A conspiração do silêncio 
   O primeiro artigo da crítica à obra de Lima Barreto foi publicado em 1909, mas é significativo que, em 1907, antes mesmo da publicação de Recordações do escrivão Isaías Caminha, o crítico mais respeitado nos meios intelectuais do início do século, José Veríssimo, tenha se referido ao jovem escritor de forma abonadora. No dia 09/07/1907, Veríssimo anota em sua coluna denominada Revista Literária, do Jornal do Commércio, no Rio de Janeiro, ter lido na revista Floreal, dirigida por Lima Barreto, o início do primeiro romance do escritor. A importância das anotações do crítico às primeiras páginas do Recordações reside no fato de que Veríssimo formava a opinião, emitindo julgamentos severos sobre a produção literária do momento. Era, por isso, chamado de Zé Veríssimo, com o sobrenome funcionando como qualificador de seu amor à verdade, ou, ainda, de Severíssimo pelas mesmas razões. Assim, suas primeiras impressões sobre a obra têm valor e devem ser conhecidas: 
   Ai de mim, se fosse a revistar aqui quanta revistinha por aí aparece com presunção de literária, artística e científica. 
    Não teria mãos a medir e descontentaria a quase todos; pois a máxima parte delas me parecem sem o menor valor, por qualquer lado que as encaremos. Abro uma justa exceção, que não desejo fique como precedente, para uma magra brochurazinha que com o nome esperançoso de Floreal veio ultimamente a público, e onde li um artigo "Spencerismo e Anarquia", do Senhor M. Ribeiro de Almeida, e o começo de uma novela Recordações do escrivão Isaías Caminha, pelo Senhor Lima Barreto, nos quais creio descobrir alguma cousa. E escritos com uma simplicidade e sobriedade, e já tal qual sentimento de estilo que corroboram essa impressão. (VERÍSSIMO, 1907) 

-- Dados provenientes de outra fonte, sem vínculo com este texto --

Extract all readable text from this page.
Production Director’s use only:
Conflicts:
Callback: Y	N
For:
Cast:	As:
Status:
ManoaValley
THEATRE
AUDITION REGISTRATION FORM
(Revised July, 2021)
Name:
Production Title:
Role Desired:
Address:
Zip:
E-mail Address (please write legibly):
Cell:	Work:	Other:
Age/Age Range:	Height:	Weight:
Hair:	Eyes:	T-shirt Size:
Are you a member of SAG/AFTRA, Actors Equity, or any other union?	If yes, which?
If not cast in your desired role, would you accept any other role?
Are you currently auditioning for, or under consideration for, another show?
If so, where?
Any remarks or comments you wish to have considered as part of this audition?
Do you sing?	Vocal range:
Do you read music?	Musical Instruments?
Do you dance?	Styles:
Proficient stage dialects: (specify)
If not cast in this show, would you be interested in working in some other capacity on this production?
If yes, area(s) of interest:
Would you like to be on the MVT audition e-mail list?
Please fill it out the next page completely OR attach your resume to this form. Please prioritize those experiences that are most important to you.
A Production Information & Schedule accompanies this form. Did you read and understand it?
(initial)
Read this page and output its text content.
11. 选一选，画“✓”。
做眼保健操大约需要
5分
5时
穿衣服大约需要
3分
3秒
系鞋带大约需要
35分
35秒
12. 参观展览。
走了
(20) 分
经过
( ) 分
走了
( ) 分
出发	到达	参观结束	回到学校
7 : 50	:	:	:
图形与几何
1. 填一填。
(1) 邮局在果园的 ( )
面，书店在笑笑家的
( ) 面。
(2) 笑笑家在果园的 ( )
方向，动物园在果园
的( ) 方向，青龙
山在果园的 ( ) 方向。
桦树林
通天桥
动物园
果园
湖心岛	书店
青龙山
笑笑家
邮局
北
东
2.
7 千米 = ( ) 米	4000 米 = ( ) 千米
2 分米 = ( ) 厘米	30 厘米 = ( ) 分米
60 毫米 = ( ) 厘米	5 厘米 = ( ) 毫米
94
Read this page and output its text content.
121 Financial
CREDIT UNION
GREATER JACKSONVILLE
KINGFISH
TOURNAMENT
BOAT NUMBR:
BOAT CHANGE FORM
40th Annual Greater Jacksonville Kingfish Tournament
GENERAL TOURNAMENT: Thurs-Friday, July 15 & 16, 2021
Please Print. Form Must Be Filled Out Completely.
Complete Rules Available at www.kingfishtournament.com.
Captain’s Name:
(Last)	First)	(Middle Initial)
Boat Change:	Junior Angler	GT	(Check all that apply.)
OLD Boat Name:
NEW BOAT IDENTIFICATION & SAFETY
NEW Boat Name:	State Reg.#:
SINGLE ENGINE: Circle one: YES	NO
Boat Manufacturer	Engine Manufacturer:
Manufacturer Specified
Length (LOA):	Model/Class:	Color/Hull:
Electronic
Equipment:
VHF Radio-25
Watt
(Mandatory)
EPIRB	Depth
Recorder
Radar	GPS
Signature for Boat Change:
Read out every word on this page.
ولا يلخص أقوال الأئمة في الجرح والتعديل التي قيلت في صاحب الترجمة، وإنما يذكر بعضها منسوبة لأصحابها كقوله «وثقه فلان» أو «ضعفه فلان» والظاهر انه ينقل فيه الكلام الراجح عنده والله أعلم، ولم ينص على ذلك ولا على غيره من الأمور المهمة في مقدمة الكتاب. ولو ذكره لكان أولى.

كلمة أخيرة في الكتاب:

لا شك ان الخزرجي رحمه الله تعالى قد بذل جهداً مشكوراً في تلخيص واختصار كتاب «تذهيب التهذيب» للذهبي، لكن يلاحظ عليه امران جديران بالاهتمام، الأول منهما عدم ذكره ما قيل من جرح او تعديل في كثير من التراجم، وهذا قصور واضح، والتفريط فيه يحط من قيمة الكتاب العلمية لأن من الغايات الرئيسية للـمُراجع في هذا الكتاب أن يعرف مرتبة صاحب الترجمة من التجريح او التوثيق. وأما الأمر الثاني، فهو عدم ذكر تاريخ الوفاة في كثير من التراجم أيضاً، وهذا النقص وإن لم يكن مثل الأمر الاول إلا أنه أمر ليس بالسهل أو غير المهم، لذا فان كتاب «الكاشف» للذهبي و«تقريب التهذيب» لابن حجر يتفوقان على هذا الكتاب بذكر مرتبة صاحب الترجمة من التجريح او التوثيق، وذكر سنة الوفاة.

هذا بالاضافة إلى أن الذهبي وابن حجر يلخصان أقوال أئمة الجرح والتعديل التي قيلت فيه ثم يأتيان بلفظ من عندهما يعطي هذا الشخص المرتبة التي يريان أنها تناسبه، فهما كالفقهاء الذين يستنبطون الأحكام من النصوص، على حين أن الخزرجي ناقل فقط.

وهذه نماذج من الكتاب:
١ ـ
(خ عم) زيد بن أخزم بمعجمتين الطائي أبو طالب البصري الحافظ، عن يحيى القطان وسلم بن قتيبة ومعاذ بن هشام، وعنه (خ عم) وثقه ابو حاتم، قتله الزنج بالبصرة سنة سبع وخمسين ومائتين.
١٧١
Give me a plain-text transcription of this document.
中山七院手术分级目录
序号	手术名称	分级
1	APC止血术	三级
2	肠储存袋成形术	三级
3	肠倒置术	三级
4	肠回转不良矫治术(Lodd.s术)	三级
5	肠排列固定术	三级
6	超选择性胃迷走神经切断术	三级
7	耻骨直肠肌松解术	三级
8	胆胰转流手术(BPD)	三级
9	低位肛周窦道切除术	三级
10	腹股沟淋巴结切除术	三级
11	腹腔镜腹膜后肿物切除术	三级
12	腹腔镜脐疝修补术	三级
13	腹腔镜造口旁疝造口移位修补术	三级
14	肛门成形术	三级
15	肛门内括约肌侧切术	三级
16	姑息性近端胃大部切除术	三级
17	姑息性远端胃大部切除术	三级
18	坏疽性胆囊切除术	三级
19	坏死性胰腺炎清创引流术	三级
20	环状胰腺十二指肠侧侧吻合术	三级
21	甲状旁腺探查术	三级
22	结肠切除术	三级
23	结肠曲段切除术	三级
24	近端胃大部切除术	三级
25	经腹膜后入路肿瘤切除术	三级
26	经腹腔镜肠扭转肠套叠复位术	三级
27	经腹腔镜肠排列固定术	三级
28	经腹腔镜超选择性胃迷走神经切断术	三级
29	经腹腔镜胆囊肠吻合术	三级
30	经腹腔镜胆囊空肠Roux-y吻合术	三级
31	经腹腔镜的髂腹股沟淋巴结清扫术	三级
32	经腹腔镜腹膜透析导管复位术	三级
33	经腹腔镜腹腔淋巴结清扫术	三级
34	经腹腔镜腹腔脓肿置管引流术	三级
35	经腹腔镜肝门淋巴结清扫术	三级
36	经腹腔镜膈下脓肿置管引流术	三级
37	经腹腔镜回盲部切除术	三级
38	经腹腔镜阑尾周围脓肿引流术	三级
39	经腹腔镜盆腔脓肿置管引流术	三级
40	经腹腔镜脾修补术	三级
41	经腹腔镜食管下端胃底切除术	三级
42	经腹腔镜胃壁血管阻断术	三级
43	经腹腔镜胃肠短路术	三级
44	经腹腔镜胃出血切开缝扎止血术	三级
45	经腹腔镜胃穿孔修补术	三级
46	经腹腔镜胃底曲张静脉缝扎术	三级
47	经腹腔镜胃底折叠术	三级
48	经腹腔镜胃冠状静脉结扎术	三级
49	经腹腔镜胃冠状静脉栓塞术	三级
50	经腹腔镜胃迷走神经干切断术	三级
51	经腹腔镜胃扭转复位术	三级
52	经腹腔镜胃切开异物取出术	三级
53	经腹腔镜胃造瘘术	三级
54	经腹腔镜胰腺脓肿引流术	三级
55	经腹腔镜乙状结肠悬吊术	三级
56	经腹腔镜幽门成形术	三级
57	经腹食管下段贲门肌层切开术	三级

   Entretanto, por ocasião do lançamento do livro, Veríssimo limitou-se a escrever uma carta a Lima Barreto, datada de 05 de março de 1910, apontando muitas imperfeições de linguagem, de estilo, bem como um defeito grave na sua composição, ou seja, o excessivo personalismo da obra. Para quem vira, quase três anos antes, um escritor promissor nos capítulos iniciais do Recordações, a opinião mostrava-se, agora, demasiadamente severa e o mais significativo é que não foi publicada. Pode-se deduzir que o crítico não quis ferir suscetibilidades, emitindo seu julgamento sobre um livro que desancava o jornalismo e os jornalistas da época. E deve-se questionar, ainda, por que, ao voltar à colaboração jornalística, em 1912, em O Imparcial, em nenhum momento se referiu à obra de Lima Barreto, mesmo ao Triste fim de Policarpo Quaresma, a essa altura já publicado? 
   O silêncio de José Veríssimo em relação à obra de Lima Barreto não pode continuar sendo explicado apenas pelo abandono do ofício crítico, uma vez que continuou a exercê-lo até 1914 e, até então, pelo menos mais duas grandes produções do escritor haviam sido publicadas, causando estragos não só à estética literária vigente, mas também às instituições nacionais como Política, República, Imprensa, entre outras. Além disso, Lima publicara um conto reconhecido como obra-prima no gênero, O homem que sabia javanês, na Gazeta da Tarde, em 1911, e alguns outros de igual valor literário. Pode-se, portanto, responsabilizar também José Veríssimo pelo exílio literário a que foi submetido o escritor, uma vez que o silêncio do crítico não deve ter ocorrido unicamente pelo afastamento das atividades literárias, mas pode ter acontecido pelas mesmas razões que jornais como o Correio da Manhã, claramente satirizado em Recordações, deixaram, inclusive, de citar o nome de Lima Barreto e de suas obras por um período bastante longo.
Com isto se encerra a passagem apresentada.